Trouble with alcohol continued throughout the voyage, and there was even a stowaway found who had been hidden by the students. A great deal of gendered panic was also generated about romance and sexual relations. That all of this behavior was not very different to that happening on college campuses across the United States in the same period was beside the point.

Journalists knew good copy when they saw it, and—thanks to their press coverage—in the end it was the behavior of the Floating University’s students that came to be seen as the measure of their learning. If students were drinking in bars, skipping lectures and having romances with coeds, then they were neglecting their studies, or so the newspapers’ story ran. And on this logic the Floating University was found wanting.

Q: The students also met with Mussolini and Gandhi. Did the students grasp what was wrong with the former leader and what would propel the latter leader to power?

A: The students were, on the whole, quite wowed by their encounters with world leaders, but the circumstances in which they met Gandhi and Mussolini differed significantly.

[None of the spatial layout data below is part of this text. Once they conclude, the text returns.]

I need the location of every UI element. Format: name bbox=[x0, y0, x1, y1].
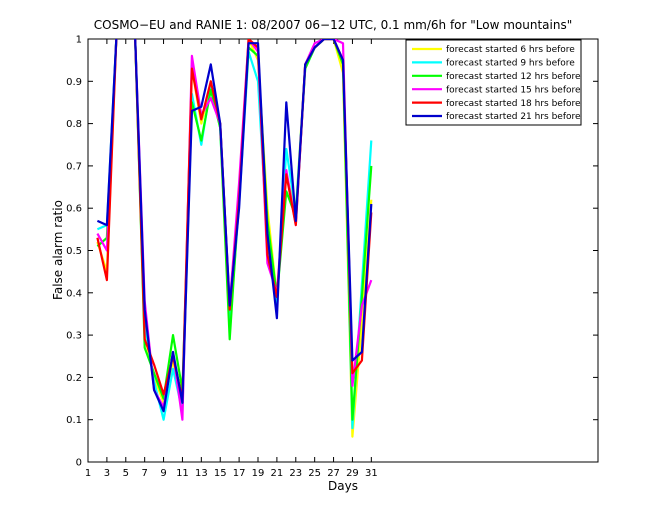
legend-label: forecast started 12 hrs before bbox=[446, 72, 581, 82]
x-tick-label: 21 bbox=[271, 468, 284, 479]
legend-items: forecast started 6 hrs before forecast st… bbox=[412, 45, 581, 122]
x-tick-label: 3 bbox=[104, 468, 110, 479]
y-tick-label: 0.7 bbox=[66, 161, 82, 172]
y-tick-label: 0 bbox=[76, 458, 82, 469]
x-tick-label: 25 bbox=[308, 468, 321, 479]
legend-box bbox=[405, 39, 582, 126]
x-tick-label: 1 bbox=[85, 468, 91, 479]
x-tick-label: 5 bbox=[123, 468, 129, 479]
series-line-6 bbox=[96, 39, 373, 413]
x-tick-label: 23 bbox=[289, 468, 302, 479]
x-tick-label: 9 bbox=[160, 468, 166, 479]
x-tick-label: 13 bbox=[195, 468, 208, 479]
legend-label: forecast started 21 hrs before bbox=[446, 112, 581, 122]
y-tick-label: 1 bbox=[76, 35, 82, 46]
chart-title: COSMO−EU and RANIE 1: 08/2007 06−12 UTC,… bbox=[94, 18, 573, 32]
x-tick-label: 17 bbox=[233, 468, 246, 479]
legend-label: forecast started 6 hrs before bbox=[446, 45, 575, 55]
y-tick-label: 0.2 bbox=[66, 373, 82, 384]
x-tick-label: 31 bbox=[365, 468, 378, 479]
y-tick-label: 0.1 bbox=[66, 415, 82, 426]
x-tick-label: 29 bbox=[346, 468, 359, 479]
y-tick-label: 0.9 bbox=[66, 77, 82, 88]
x-tick-label: 15 bbox=[214, 468, 227, 479]
y-axis-label: False alarm ratio bbox=[51, 200, 65, 300]
x-axis-label: Days bbox=[328, 479, 358, 493]
legend-label: forecast started 9 hrs before bbox=[446, 59, 575, 69]
x-tick-label: 19 bbox=[252, 468, 265, 479]
legend-label: forecast started 15 hrs before bbox=[446, 85, 581, 95]
x-axis: 1 3 5 7 9 11 13 15 17 19 21 23 25 27 29 31 bbox=[85, 39, 378, 479]
legend-label: forecast started 18 hrs before bbox=[446, 99, 581, 109]
y-tick-label: 0.3 bbox=[66, 331, 82, 342]
x-tick-label: 27 bbox=[327, 468, 340, 479]
x-tick-label: 11 bbox=[176, 468, 189, 479]
y-tick-label: 0.6 bbox=[66, 204, 82, 215]
y-axis: 0 0.1 0.2 0.3 0.4 0.5 0.6 0.7 0.8 0.9 1 bbox=[66, 35, 598, 469]
x-tick-label: 7 bbox=[141, 468, 147, 479]
series-lines bbox=[96, 39, 373, 438]
y-tick-label: 0.5 bbox=[66, 246, 82, 257]
legend: forecast started 6 hrs before forecast st… bbox=[405, 39, 582, 126]
y-tick-label: 0.8 bbox=[66, 119, 82, 130]
y-tick-label: 0.4 bbox=[66, 288, 82, 299]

While the whole ship was invited to the Palazzo Chigi to meet with the latter, only 10 students met the former, having left the Floating University in Colombo to travel overland to Calcutta. Perhaps as a consequence, the articles that appeared reporting on the meeting in the shipboard student newspaper were remarkable in that they compared the “Swarajists” to American revolutionists—both were fighting for their independence from the British.

Schooled in the anticolonial foundations of their own national story, the American students could recognize the national aspirations of the Indians, but they had a harder time seeing other kinds of rebellions—notably the rising communist agitation in China—as legitimate. It was the threat of communism in Italy that was cited as one of the reasons for the students’ admiration of Mussolini. While some expressed skepticism at his posturing, the ship’s student newspaper declar[ed] that Italy was “in better condition economically and physically” thanks to his rule.

Q: Today we have Semester at Sea and a range of study abroad programs, and yet until I read your book, I knew nothing of the Floating University. What are the lessons from the Floating University for providers of study abroad today?

A: The reason for the Floating University’s disappearance from the history books was one of the things that intrigued me about its story. New York University, which originally sponsored the Floating University, had actually started study abroad tours offering college credit for travel experience in the years before World War I, making them probably the first university in the United States to do so.

But by the mid-1920s they pulled out of all their overseas ventures, having concluded that only lessons learned in class from an approved university instructor should be granted credit. As far as NYU was now concerned, it was academic expertise, not direct experience, that should underpin authorized knowledge of the world during the 20th century.

But in the period after the Second World War, new study abroad programs began to be founded, and Semester at Sea was one of them. In fact, one of its original board members was James Price, the student president aboard the original Floating University. In the last 30 years, “international education” has boomed in U.S. universities with the Institute of International Education reporting that in 2018, one in 10 U.S. undergraduates studied abroad during their undergraduate degree.

But, as historian and educationalist William Hoffa has pointed out, the relationship of “study abroad” to academic credits remains a problematic one for U.S. universities. No matter how organized or regulated it is, international education is founded on the recognition that personal experience matters. In traveling abroad, students learn something about the world that they wouldn’t learn if they stayed at home. This recognition of the importance of experience fundamentally challenges the university’s claim to be the primary authorizer of knowledge about the world—as it well should. Because although this claim has, for most of the 20th century, underpinned both the university’s business model and its social authority, it is a claim that is neither natural nor inevitable, and it is one that excludes whole dimensions of human life.